Al llegar a su morada y dejar al pequeño John dormido en el cuarto de los niños, se fue directamente a su despacho. Se sentía traicionado, estuvo coqueteando con Cassandra por meses, claro estaba, que dentro de los parámetros socialmente correctos, nunca se habían sobrepasado, no hasta esa misma tarde. Creía que ella era una viuda, igual que él, y que estaban tomándose su tiempo para vivir el duelo por la pérdida de sus seres amados, pero al parecer sólo él estaba en esa transición, ella tenía a su esposo. Si lo pensaba con detenimiento, ella nunca mencionó que su esposo estuviera realmente muerto, sencillamente no hablaban de él, ni de su persona, ni de su relación.

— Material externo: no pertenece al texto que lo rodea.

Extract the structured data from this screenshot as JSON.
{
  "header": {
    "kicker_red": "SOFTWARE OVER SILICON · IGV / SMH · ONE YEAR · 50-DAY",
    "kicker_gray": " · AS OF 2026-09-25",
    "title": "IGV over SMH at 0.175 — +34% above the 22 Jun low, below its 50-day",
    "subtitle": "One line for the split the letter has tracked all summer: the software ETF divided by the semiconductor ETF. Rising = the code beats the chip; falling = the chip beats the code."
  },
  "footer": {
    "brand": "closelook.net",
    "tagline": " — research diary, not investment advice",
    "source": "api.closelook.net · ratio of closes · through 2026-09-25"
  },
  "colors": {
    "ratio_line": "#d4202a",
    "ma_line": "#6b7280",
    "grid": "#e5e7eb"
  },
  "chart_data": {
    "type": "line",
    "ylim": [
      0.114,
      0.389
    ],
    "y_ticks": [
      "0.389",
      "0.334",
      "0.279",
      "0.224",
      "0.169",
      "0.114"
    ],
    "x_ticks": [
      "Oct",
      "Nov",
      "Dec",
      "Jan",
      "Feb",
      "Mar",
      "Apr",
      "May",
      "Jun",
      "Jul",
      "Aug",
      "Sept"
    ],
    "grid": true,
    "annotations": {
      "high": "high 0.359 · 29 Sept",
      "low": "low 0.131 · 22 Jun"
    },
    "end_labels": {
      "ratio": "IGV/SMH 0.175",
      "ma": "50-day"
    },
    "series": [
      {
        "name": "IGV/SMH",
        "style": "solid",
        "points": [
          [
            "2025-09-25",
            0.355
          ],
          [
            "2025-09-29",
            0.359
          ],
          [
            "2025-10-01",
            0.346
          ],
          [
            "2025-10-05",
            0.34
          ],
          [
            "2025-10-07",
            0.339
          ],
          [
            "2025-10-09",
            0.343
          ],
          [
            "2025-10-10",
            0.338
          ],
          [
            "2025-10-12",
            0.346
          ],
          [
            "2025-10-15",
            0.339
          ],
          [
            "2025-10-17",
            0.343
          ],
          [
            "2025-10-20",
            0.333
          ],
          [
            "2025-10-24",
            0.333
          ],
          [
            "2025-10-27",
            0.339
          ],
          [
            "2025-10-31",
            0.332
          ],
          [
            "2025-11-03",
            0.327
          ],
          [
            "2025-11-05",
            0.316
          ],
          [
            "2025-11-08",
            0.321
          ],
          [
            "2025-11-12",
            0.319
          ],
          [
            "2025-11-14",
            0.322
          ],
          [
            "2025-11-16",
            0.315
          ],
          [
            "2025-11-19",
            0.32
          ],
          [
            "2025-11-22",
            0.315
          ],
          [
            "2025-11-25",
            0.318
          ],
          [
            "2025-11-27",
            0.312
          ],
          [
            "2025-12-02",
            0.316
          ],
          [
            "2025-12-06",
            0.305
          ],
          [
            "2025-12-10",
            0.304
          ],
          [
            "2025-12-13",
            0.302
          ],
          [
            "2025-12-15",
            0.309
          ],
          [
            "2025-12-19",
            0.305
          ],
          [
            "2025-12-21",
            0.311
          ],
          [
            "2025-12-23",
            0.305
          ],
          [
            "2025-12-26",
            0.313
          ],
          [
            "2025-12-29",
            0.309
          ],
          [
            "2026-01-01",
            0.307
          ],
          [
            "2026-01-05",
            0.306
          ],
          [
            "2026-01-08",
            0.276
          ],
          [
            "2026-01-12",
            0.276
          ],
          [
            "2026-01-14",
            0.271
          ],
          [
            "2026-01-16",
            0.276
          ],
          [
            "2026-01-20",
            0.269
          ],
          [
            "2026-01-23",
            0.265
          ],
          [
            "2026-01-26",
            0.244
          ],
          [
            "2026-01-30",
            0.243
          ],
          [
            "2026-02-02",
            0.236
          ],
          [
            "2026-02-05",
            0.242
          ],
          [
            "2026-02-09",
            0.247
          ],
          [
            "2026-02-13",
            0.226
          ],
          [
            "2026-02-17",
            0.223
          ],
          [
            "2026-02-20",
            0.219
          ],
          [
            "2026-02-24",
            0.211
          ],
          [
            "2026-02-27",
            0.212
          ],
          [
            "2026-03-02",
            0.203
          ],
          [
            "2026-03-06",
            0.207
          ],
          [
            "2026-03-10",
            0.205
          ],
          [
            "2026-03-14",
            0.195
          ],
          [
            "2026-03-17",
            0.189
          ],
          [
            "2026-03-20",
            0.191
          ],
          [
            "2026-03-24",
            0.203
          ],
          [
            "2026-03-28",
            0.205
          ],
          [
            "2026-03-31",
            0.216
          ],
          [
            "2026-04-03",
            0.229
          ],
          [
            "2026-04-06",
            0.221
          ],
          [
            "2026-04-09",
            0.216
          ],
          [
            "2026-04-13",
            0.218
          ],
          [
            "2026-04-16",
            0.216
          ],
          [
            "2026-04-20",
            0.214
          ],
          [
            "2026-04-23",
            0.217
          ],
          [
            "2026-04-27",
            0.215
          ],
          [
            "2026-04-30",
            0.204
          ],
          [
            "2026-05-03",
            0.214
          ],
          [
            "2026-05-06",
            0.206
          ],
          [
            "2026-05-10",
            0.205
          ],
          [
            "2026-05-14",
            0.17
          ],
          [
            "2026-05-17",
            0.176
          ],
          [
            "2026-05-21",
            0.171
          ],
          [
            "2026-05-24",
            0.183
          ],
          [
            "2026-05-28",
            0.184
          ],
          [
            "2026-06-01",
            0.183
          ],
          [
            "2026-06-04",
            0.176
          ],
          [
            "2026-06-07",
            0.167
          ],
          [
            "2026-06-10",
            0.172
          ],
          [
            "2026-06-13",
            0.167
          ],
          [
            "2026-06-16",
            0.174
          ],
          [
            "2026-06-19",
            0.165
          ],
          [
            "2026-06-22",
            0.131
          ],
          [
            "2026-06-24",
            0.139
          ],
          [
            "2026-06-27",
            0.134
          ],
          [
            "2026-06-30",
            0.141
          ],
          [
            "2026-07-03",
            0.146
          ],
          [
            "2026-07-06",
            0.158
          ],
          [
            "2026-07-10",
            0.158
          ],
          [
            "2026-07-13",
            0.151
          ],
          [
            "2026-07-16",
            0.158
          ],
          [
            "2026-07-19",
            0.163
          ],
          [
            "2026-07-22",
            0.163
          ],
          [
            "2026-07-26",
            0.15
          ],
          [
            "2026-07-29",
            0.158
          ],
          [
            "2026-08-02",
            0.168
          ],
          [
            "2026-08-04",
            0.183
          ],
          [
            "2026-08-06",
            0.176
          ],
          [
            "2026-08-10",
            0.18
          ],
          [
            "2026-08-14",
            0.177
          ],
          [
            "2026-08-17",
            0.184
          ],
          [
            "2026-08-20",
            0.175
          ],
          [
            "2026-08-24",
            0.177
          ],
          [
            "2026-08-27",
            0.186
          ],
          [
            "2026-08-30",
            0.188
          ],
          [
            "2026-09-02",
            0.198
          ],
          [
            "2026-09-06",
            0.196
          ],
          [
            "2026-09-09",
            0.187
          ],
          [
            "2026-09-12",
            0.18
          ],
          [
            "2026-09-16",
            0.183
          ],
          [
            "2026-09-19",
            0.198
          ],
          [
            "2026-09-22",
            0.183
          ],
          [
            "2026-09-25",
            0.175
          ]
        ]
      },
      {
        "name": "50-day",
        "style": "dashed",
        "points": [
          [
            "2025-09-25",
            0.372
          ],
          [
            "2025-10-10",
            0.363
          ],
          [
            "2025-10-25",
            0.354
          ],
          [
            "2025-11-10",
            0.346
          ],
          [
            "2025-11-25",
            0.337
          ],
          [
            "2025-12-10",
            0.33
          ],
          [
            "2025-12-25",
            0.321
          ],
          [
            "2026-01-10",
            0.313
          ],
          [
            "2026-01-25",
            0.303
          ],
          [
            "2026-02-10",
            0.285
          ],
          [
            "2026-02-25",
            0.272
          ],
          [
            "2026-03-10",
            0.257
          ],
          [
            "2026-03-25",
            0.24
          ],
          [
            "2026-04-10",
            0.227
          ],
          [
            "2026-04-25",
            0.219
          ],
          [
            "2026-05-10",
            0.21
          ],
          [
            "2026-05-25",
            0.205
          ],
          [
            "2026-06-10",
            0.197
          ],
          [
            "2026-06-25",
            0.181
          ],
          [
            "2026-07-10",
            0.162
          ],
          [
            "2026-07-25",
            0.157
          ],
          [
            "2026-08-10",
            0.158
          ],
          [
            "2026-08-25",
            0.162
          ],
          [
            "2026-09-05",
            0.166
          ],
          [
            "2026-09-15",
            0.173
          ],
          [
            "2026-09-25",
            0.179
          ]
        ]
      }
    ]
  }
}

Y aun cuando James no tenía claras las circunstancias, no era usual que una dama casada viviera sola apartada de la alta sociedad, algo más había allí, pero no estaba seguro de querer descubrir lo que realmente sucedía.

6 de Julio de 1815, Suffolk.

La mañana siguiente era un día soleado, esplendoroso como ningún otro. Ya no tenía intenciones de ir en busca de nuevas herraduras, pues estaba preocupado, tal vez Cassandra había escapado del hombre y este la había encontrado, no pudo pegar un ojo en toda la noche pensando en las infinitas posibilidades. Sí, le había mentido, pero esa no era una excusa para abandonarla a su suerte, él era un caballero y debía por lo menos darle el beneficio de la duda y la oportunidad de explicarse.

Así pues, se preparó para ir de nuevo a la casa de su vecina. Dejó al pequeño John con su niñera y tomó un caballo, después de todo tenía una invitación muy explícita para ir a desayunar. Sabía que no sería bien recibido, pero le importaba un cuerno, simplemente quería cerciorarse que la dama se encontrase bien. No podía permitir que le pasara algo grave a Cassandra, ni en un millón de años.

Al llegar al lugar el mayordomo lo llevó hasta la gran puerta que daba al comedor, donde muchas veces había estado con anterioridad, para desayunar, almorzar e incluso, había sido invitado a algunas cenas.

‒ Lady Wrightwood, el Conde de Blakewells ha venido a verla ‒ anunció el mayordomo desde la puerta.

‒ Dígale que se marche ‒ escuchó que dijo de manera tajante el marqués. A James le hirvió la sangre, sabía que se estaba metiendo en territorios ajenos, pero no podía evitarlo.

‒ No…‒ escuchó la voz de Cassandra. Y James se alegró de que no estuviera encerrada en algún lugar.

‒ Deja que se marche, Cassandra.

‒ Me temo que eso no será posible, Lord Wrightwood ‒ entró James con soltura a la estancia, la cara del marqués era un poema y no se arrepentía ni un poco de lo que estaba haciendo.

La tensión se apoderó del lugar, cualquiera podría tomar un cuchillo y cortar el aire de lo rígido que se tornó todo. Ambos caballeros, se miraron con odio, parecían dos perros rabiosos a punto de atacar.

‒ Buenos días, Lady Wrightwood‒ se inclinó James en una leve venia.

Pudo observar como Cassandra se liberó de mala gana de la mano del marqués y le hizo señas a James para que se sentara con ellos en la mesa, cosa que no le agradó en lo absoluto al marqués, quien tenía cara de querer asesinar a uno de ellos, tal vez a los dos. James se sentó frente a Cassandra, justo al lado del marqués.

‒ Lord Wrightwood, le presento a Lord Blakewells. Conde, le presento a mi esposo, el Marqués de Wrightwood. ‒ al parecer este día iba a ser muy interesante.

‒ Uno de los «Lores B» ‒ comentó el marqués de manera burlona.